Wassel identified seven types of thumb duplication in 70 hands. Bifurcation at the metacarpophalangeal joint (Type IV) is the most common type. Wassel reported only 10% of Type V present in 70 duplicated thumbs.[4] Tada et al., presented the results of surgery of 237 patients with 261 hands showing duplication of the thumb. Of the 261 duplicated thumbs, only 35 (13.5%) were described as Type V in Tada's study. They noted that for Type V duplication, treatment of the soft-tissue anomalies had been very complicated but there was no misalignment of the ulnar component that required treatment. They emphasized that after amputation of the radial component at the bifurcation of the first metacarpal, all of the intrinsic and extrinsic muscles that had been inserted on the radial thumb were transferred to their normal insertions on the preserved ulnar component.[8]

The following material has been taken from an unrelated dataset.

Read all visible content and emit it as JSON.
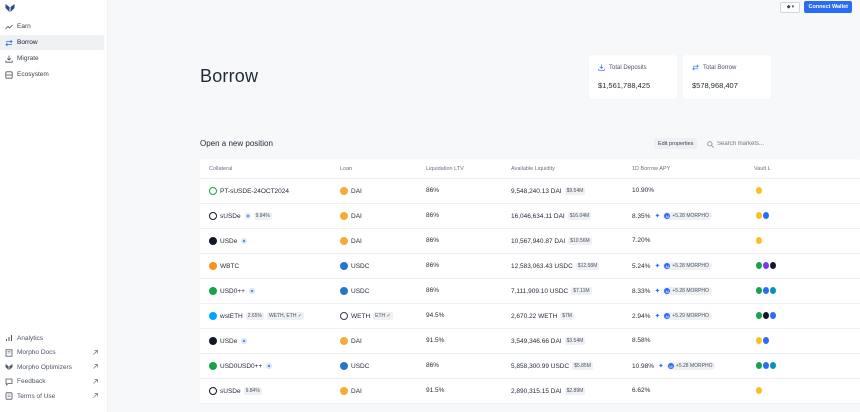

Kumar recently reported plain radiography findings in a case of bifid first metacarpal in a 13-year-old girl, who presented with swan neck deformity of the left thumb.[9] To our knowledge, our case is the second case that has a swan neck deformity with bifid metacarpal. We also described the CT findings of the case. CT of the left hand demonstrated the articulations of the two thumbs with the metacarpal in detail. The coronal reformatted CT images showed the phalanges and metacarpal of the ulnar-side thumb on the same CT image. The joints of the radial-side thumb were best visualized on the axial CT images.

CONCLUSION

CT scan with multiplanar reconstructions and 3D reformations provide images of the bone structures and joints of the thumbs in detail. Soft-tissue components of the thumb, such as flexor and extensor pollicis tendons, adductor pollicic brevis, abductor pollicis, and opponens pollicis muscles can be observed clearly on axial and coronal reformatted CT images. For this reason, CT scan is chosen as a guide for surgical treatment in these patients.